More technofailure
Further evidence that we've been in a region of space where technology doesn't work so well:
- Kam's Mac laptop has been experiencing weird and unstable behavior, to the point that she had to erase the hard drive and reinstall the OS.
- Last week, my bicycle's gear-shifting system suddenly failed on the way to work. On the front gears, everything was one gear off, and I couldn't shift into the highest set of gears at all. That evening, it fixed itself and started working again, but I don't trust it to stay fixed.
- My Mac laptop at work suddenly crashed on Monday, for the first time ever. Screen dims, message appears saying I have to hold down the Power button to restart. I don't appear to have lost any data--but the same thing happened again on Tuesday. I suspect it's 'cause I recently installed OS X 10.4.10--but I installed that on my home machine months ago and have seen no problems. Tuesday after restarting, I ran System Update, and installed a firmware update; I'm hoping that'll fix things. We'll see.
- My iPhone's battery worked fine until Sunday. From Sunday through Tuesday, it was draining completely in less than a day; it even drained significantly overnight while in Airplane mode. As of yesterday, it seems to be fine again.

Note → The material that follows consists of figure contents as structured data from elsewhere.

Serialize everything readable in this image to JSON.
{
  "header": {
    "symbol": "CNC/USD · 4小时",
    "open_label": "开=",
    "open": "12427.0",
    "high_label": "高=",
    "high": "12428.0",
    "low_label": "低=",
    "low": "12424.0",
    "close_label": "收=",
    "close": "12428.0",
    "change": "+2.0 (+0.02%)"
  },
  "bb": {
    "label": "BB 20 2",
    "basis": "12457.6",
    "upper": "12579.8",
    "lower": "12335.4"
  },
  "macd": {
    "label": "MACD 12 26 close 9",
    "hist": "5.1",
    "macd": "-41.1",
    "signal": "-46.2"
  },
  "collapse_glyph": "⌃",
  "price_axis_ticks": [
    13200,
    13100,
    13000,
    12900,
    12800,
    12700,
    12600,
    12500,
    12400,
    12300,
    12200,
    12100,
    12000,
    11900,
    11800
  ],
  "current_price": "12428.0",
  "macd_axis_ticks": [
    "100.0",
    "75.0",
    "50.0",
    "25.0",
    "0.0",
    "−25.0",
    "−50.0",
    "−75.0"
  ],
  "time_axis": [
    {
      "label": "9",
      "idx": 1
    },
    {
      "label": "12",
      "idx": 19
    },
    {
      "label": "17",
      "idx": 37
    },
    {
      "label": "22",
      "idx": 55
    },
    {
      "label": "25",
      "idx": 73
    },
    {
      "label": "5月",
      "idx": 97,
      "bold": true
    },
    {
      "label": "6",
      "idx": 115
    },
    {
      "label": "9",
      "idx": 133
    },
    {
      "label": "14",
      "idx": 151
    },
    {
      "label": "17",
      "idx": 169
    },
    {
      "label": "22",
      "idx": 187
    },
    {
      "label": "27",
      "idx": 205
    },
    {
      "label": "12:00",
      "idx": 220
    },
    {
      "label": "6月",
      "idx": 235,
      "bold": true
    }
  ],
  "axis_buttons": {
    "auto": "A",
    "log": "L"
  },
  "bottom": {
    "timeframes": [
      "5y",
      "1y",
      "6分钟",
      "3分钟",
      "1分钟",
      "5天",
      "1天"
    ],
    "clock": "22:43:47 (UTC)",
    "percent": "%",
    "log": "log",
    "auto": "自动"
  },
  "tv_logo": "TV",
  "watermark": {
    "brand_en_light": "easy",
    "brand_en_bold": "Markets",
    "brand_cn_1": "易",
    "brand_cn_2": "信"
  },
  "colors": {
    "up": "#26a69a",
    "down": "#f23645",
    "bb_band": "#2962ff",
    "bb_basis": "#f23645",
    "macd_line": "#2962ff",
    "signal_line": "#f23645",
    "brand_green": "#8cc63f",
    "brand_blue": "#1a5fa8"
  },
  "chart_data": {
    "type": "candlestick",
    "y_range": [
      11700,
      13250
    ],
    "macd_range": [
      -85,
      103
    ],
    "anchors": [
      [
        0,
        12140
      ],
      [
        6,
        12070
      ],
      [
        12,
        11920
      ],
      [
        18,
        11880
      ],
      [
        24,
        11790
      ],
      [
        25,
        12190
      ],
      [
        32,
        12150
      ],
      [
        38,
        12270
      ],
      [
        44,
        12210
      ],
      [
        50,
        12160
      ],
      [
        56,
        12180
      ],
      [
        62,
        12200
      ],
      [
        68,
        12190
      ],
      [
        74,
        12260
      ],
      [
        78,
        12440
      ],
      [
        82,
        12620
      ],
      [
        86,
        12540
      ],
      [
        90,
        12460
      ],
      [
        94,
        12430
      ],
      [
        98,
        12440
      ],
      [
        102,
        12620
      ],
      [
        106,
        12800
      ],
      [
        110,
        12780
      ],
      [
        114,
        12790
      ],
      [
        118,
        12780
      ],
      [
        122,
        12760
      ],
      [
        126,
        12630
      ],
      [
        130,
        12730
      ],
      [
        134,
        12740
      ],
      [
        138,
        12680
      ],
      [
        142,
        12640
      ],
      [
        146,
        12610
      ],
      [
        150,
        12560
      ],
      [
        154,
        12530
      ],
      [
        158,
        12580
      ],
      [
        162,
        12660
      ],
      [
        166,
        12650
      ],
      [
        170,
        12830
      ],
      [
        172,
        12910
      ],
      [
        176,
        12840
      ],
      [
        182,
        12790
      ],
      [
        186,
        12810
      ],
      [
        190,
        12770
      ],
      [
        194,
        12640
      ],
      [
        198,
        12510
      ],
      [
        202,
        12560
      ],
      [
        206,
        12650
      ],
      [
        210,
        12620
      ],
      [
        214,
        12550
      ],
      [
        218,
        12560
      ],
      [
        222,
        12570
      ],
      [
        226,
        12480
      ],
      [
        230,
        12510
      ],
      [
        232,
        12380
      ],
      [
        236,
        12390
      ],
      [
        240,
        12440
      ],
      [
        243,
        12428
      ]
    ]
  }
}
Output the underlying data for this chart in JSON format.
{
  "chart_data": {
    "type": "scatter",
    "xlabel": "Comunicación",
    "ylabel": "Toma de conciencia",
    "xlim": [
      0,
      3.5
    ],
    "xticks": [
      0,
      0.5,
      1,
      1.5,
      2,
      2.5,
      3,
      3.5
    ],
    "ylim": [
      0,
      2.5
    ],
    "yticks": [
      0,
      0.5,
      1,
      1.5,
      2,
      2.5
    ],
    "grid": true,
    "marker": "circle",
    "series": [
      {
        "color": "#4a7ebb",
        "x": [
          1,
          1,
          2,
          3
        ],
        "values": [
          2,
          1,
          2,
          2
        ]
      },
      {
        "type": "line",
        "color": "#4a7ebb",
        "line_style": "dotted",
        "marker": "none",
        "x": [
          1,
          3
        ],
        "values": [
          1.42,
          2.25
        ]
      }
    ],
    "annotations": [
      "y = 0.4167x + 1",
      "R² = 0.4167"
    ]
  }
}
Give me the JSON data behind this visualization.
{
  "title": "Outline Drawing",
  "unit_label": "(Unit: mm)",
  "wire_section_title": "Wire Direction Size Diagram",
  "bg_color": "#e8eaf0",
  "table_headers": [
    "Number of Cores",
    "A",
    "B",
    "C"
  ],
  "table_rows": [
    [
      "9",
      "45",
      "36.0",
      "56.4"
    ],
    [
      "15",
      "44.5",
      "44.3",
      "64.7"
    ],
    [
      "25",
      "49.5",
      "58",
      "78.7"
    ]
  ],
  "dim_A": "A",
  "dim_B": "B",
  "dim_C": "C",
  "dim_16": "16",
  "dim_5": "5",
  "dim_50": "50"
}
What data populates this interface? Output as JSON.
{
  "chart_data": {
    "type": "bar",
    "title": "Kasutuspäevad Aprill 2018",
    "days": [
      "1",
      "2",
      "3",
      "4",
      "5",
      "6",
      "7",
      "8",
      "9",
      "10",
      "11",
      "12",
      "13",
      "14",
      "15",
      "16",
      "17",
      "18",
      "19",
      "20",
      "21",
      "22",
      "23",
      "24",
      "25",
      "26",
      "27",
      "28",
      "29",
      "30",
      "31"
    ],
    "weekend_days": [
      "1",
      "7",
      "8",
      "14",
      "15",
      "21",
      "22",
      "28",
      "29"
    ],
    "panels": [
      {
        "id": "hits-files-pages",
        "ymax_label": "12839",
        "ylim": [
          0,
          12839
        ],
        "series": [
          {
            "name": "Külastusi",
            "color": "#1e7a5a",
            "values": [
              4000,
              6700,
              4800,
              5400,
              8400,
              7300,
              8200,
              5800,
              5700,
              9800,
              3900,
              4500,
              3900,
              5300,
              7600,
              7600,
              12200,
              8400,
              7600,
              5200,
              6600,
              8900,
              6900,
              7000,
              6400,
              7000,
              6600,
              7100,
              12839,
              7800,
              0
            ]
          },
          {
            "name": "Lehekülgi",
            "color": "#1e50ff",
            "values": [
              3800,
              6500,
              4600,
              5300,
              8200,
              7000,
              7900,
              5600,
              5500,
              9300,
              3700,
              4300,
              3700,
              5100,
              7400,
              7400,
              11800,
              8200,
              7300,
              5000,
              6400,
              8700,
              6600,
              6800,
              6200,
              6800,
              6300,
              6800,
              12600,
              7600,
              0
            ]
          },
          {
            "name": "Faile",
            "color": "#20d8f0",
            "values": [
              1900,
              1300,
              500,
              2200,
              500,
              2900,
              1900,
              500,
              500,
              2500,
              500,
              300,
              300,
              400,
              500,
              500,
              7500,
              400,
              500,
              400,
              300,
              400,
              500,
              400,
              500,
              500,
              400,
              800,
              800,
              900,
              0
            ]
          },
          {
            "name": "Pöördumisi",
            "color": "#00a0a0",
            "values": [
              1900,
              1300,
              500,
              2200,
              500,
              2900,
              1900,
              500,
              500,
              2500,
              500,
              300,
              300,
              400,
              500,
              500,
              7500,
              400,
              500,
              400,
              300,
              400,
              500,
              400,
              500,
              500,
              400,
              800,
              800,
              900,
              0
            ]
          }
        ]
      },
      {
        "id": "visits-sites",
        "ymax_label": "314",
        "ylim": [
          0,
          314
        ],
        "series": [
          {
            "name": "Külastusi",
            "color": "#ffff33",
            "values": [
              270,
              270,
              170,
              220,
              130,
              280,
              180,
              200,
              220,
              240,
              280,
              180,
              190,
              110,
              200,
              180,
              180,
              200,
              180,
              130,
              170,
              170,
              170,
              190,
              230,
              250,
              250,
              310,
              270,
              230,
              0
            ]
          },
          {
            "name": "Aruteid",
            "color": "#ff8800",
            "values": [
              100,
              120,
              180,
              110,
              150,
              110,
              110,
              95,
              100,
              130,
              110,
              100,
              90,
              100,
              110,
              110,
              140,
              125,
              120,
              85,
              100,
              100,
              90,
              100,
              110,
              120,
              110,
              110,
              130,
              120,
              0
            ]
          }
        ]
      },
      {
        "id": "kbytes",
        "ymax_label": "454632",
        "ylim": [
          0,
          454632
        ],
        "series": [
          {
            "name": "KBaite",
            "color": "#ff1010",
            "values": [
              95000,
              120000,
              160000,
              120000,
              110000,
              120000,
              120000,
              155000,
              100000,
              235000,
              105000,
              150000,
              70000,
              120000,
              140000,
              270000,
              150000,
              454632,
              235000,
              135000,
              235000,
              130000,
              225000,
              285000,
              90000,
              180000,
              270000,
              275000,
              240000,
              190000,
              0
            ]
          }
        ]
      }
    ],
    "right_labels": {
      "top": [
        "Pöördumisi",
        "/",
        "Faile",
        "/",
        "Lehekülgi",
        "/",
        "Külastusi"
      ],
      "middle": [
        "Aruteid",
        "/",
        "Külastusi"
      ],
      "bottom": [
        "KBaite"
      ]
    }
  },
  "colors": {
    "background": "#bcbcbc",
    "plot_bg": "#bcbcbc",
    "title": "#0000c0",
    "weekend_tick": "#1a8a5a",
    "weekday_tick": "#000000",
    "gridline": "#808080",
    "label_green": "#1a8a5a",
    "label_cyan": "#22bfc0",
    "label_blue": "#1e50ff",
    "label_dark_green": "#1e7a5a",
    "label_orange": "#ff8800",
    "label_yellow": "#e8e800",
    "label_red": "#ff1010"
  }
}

There were two other items I was going to put on this list, but Kam tracked down the causes. I mention these in case they're helpful to others:
- After reinstalling the OS, she found that she couldn't install Dreamweaver--it said she had the wrong version of the OS. Some poking around online revealed that the problem was that during her hard disk wipe, she'd said to use the case-sensitive version of the filesystem. Note to Mac users: Don't do this unless you really need to. Unfortunately, various Mac applications just won't work in a case-sensitive filesystem. Minus points to the DW installer for not explicitly saying that this is what the problem was; the error message inaccurately made it sound like DW didn't work with 10.4.10.
- At one point on a different Mac laptop, the Firefox dock icon suddenly started sticking to the mouse pointer. It was as if the mouse button were stuck in the down position. Nothing Kam or I could do could dislodge it. Weird and disconcerting. Eventually, Kam figured out that her new wireless mouse was somewhere nearby and that the button on that was being pressed down (by something lying on top of the mouse, I guess). Spooky action at a distance!
All the problems we've been running into probably have similarly rational explanations. But it nonetheless continues to feel like technology's not quite up to even its usual stability levels.